On May 1, 2012, the Occupy movement, which grew out of Occupy Wall Street and demonstrations in other parts of the world, has asked people to join in a “day without the 99%,” general strike, and more to protest the growing disparity of wealth in our society, a financial system that rewards the rich and exerts outsize influence on government and electoral politics, and the destruction to our planet caused by industry and disastrous environmental policies. Arts & Labor, a working group of Occupy Wall Street that organizes around labor issues in the arts, supports this call and asks artists, art workers, and all other people to join us in making May 1 a day of creative, festive, and nonviolent reclamation of public space, replacing our society’s emphasis on private profits with public solidarity and mutual aid.

Art has historically been treated as a realm of imagination, innovation, or utopian promise apart from the workaday world. But art today also mirrors the growing inequality in our society. Few other fields exhibit such striking contrasts of wealth and increasing want.
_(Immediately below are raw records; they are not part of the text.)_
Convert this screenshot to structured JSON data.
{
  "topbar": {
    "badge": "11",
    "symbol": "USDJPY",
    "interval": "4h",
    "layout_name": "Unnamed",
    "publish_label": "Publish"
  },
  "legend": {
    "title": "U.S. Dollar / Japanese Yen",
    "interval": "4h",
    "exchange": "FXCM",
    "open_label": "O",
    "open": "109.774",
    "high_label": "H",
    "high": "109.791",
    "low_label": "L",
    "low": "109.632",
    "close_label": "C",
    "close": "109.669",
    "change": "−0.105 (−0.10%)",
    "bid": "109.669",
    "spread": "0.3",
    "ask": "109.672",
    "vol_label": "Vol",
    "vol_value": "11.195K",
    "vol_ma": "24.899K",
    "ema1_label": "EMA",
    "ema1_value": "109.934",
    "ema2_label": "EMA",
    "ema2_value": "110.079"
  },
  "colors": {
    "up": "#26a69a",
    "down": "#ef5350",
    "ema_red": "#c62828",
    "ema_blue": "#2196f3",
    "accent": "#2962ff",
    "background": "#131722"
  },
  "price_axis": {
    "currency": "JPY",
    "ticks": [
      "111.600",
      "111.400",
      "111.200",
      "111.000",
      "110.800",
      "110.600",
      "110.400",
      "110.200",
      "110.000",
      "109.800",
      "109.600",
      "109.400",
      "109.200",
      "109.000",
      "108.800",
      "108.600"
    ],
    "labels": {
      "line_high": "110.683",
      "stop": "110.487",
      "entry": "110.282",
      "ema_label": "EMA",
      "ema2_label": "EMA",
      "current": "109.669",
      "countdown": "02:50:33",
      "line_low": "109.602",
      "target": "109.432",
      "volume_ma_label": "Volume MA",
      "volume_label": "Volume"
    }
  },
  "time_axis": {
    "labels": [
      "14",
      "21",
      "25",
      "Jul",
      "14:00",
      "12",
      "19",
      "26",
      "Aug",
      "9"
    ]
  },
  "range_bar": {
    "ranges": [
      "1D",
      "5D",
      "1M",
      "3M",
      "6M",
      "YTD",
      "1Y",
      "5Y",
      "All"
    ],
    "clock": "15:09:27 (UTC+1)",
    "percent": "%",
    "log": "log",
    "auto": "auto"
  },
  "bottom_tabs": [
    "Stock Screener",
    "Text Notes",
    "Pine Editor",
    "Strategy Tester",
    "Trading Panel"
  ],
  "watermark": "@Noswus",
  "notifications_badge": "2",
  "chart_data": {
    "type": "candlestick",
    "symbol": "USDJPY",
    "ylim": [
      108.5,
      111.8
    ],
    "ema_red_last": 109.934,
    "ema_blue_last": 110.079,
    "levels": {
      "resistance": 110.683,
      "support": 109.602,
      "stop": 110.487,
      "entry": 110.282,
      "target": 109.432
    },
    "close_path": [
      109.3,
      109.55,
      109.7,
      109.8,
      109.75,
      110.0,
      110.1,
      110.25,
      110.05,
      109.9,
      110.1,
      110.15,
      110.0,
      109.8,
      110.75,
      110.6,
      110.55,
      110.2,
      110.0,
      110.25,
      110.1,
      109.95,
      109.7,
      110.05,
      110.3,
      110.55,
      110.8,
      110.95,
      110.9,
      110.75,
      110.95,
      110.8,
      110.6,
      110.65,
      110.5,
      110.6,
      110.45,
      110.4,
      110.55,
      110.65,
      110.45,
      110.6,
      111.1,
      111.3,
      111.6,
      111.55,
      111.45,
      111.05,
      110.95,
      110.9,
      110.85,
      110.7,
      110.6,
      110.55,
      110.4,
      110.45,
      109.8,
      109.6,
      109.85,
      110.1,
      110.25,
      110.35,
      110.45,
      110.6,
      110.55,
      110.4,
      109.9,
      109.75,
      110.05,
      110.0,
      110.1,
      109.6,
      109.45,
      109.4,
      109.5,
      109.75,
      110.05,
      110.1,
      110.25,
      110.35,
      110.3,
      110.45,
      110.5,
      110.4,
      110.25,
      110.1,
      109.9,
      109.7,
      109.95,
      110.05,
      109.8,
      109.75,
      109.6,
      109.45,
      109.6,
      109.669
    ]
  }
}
Although those who produce, maintain, educate, and run the art world often work in close proximity to extreme wealth, the riches, glamour, and record-breaking auction prices reported in the media disguise the realities they face.

Like many workers today—especially freelance, adjunct, and temporary ones—those who work in the arts face cuts to or already live without healthcare, childcare, job security, unemployment benefits, pensions, or retirement plans. The situation gets all the more grim when the rationale of austerity threatens limited existing social services with further cuts. Many cultural workers are one ambulance ride away from financial ruin. This vulnerability links what has been labeled the “creative class” with all other workers, students, and the unemployed: the 99% excluded from the growing concentration of wealth.

In the field of contemporary art alone, to become an artist in the neoliberal system of galleries, museums, art fairs, and biennials, artists increasingly feel obligated to obtain an expensive education that puts them in debt—sometimes well over $100,000. And this debt, which mirrors the larger student debt crisis in this country, is particularly insidious because it is incurred to gain accreditation in a field that still includes a high degree of risk with slim chances of sustainable returns.

Although artists were once able to live and work in affordable enclaves, the burgeoning size of the art world now plays a role in profound changes to our cities. Several decades ago, the real estate industry saw how the “improvements” artists made to low income and minority neighborhoods could pave the way for development, making these neighborhoods appealing to higher-income transplants who eventually priced out artists and the original inhabitants. These practices privilege speculative investment over affordable housing and have contributed to the current housing crisis, marked by widespread foreclosures.

With contemporary art treated in many precincts as a luxury commodity or high-end form of entertainment, cities around the world rushed to build a Museum of Contemporary Art, designed by a well-known architect. Despite their aims to boost local economies, these efforts often furthered the cycle of development and displacement. These institutions also became increasingly more indebted to corporate sponsors and wealthy trustees—the 1% who have benefited most by the rise of finance capital, rampant deregulation, and the powerful real estate industry.

As a new collector class rose in the ‘80s and ‘90s, pumping money into the art market, public institutions like museums were increasingly defunded, forcing them to rely on tax-free private donations. As public coffers are drained and institutions get mortgaged to private interests, the question arises, Whom does this benefit? And at what cost?

Joining with others on May 1 and reiterating the concerns raised by the Occupy movement last fall, we call for reducing student debt and for greater transparency and equitable practices in our institutions. As part of a larger struggle to protect the rights of workers, we call for an end to the exploitative use of interns, which allows institutions to profit from uncompensated labor and ensures only those with independent financial means can work in the arts. We call for city administrations to stop rezoning plans that profit the real estate industry and eradiate affordable housing. And we demand our government and industries fund public institutions and services rather than continuing to cater to the wealthiest in our society.

On May 1, we ask those who work in the arts to assemble with all others to work toward greater equality and to create sustainable ways of living on this planet. Let us free art from the vagaries of financial speculation and privatization and restore its promise of a better world. By sharing its power to enrich all of our lives, let us make it part of our struggle to reclaim the commons.